Time to process 200 requests to "counter" and lastMod scripts
CGI under SSI mod_perl
counter 776 milliseconds 669 milliseconds
LastMod 1504 milliseconds 1647 milliseconds*

Counter's execution includes several I/O requests, it locks the counter file, reads it, updates one line, rewrites it, then unlocks it. In this case, mod_perl contributes little performance gain. I expected LastMod - a CGI script which displays the last date a file was modified - to do well under mod_perl. Not only is the performance slightly worse, but, the date returned from lastMod under mod_perl was off by a week.

"Low Tech" Alternatives

There are alternative ways of doing some of the work currently done by CGI scripts on BCN. The most notable is displaying the last date or time a file was modified. Here's some alternatives for determining the last modification time: The following table gives the number of milliseconds to complete 2000 requests to pages using each of these approaches to get the file modification time.
 
SSI-CMD 54925
SSI-CGI 40154
mod_perl cgi 13600
SSI-fmodlast 8794
JavaScript 8230
none 7914
no parse 7267

As you can see in the table, mod_perl performs better than than the SSI "cmd" and "cgi" methods, but not as well as the other alternatives.
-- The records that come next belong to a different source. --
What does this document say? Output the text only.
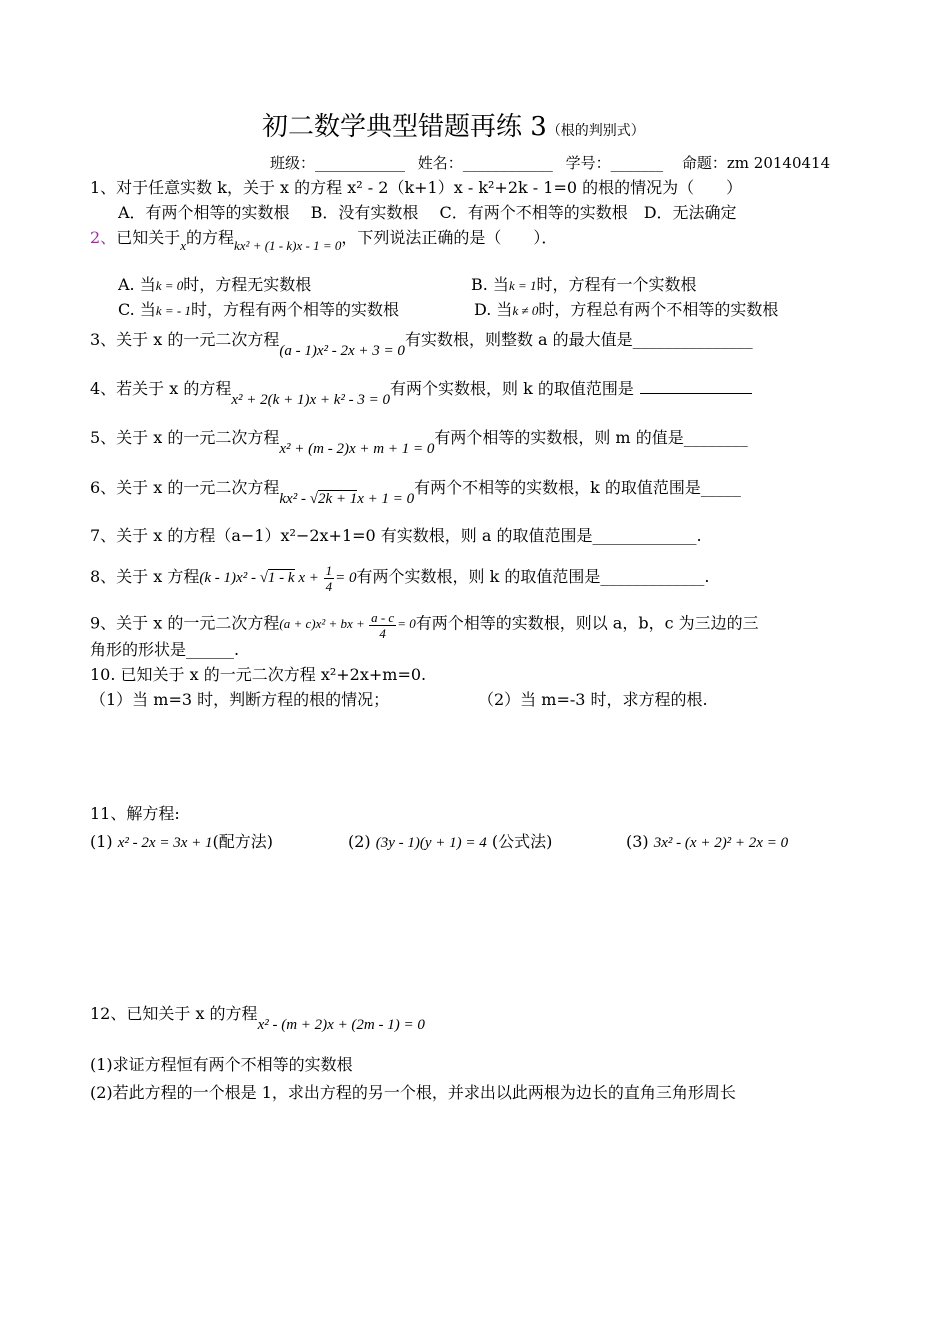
初二数学典型错题再练 3（根的判别式）
班级：____________ 姓名：____________ 学号：_______ 命题：zm 20140414
1、对于任意实数 k，关于 x 的方程 x² - 2（k+1）x - k²+2k - 1=0 的根的情况为（　　）
A．有两个相等的实数根　 B．没有实数根　 C．有两个不相等的实数根　D．无法确定
2、已知关于$_x$的方程$_{kx^2 + (1 - k)x - 1 = 0}$，下列说法正确的是（　　）．
A. 当k = 0时，方程无实数根	B. 当k = 1时，方程有一个实数根
C. 当k = - 1时，方程有两个相等的实数根	D. 当k ≠ 0时，方程总有两个不相等的实数根
3、关于 x 的一元二次方程(a - 1)x² - 2x + 3 = 0有实数根，则整数 a 的最大值是_______________
4、若关于 x 的方程x² + 2(k + 1)x + k² - 3 = 0有两个实数根，则 k 的取值范围是
5、关于 x 的一元二次方程x² + (m - 2)x + m + 1 = 0有两个相等的实数根，则 m 的值是________
6、关于 x 的一元二次方程kx² - √2k + 1x + 1 = 0有两个不相等的实数根，k 的取值范围是_____
7、关于 x 的方程（a−1）x²−2x+1=0 有实数根，则 a 的取值范围是_____________.
8、关于 x 方程(k - 1)x² - √1 - k $x + \frac{1}{4} = 0$有两个实数根，则 k 的取值范围是_____________.
9、关于 x 的一元二次方程(a + c)x² + bx + $\frac{a - c}{4} = 0$有两个相等的实数根，则以 a，b，c 为三边的三
角形的形状是______.
10. 已知关于 x 的一元二次方程 x²+2x+m=0.
（1）当 m=3 时，判断方程的根的情况；	（2）当 m=-3 时，求方程的根.
11、解方程:
(1) x² - 2x = 3x + 1(配方法)	(2) (3y - 1)(y + 1) = 4 (公式法)	(3) 3x² - (x + 2)² + 2x = 0
12、已知关于 x 的方程x² - (m + 2)x + (2m - 1) = 0
(1)求证方程恒有两个不相等的实数根
(2)若此方程的一个根是 1，求出方程的另一个根，并求出以此两根为边长的直角三角形周长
Along similar lines, the counter scripts uses a single system-wide file for access counts. The script sets a lock, modifies the count, then unlocks whenever anyone selects any BCN page using this hit counter. Other users referencing a page with a hit counter must wait while the counter is locked. Although it takes some setup, the counter script can be set up to use different access count files.

Recommendations
I will write up a proposal to modify the BCN developers resource page describing the recommended way to get a file's modification date using SSI fmodlast. I will also add text to that page explaining how to access analog files and recommending that hit counters be avoided.

I will investigate the counter script some more and see if the script can installed once and always the "current" directory for the access counter file. If not, the we need to consider whether we want the administrative work of installing counter separately for each site that uses it.

I will look into implementing performance improvements in the BASIN pages.

We may want a TAC discussion of whether we should migrate towards only parsing .shtml pages rather than .html pages.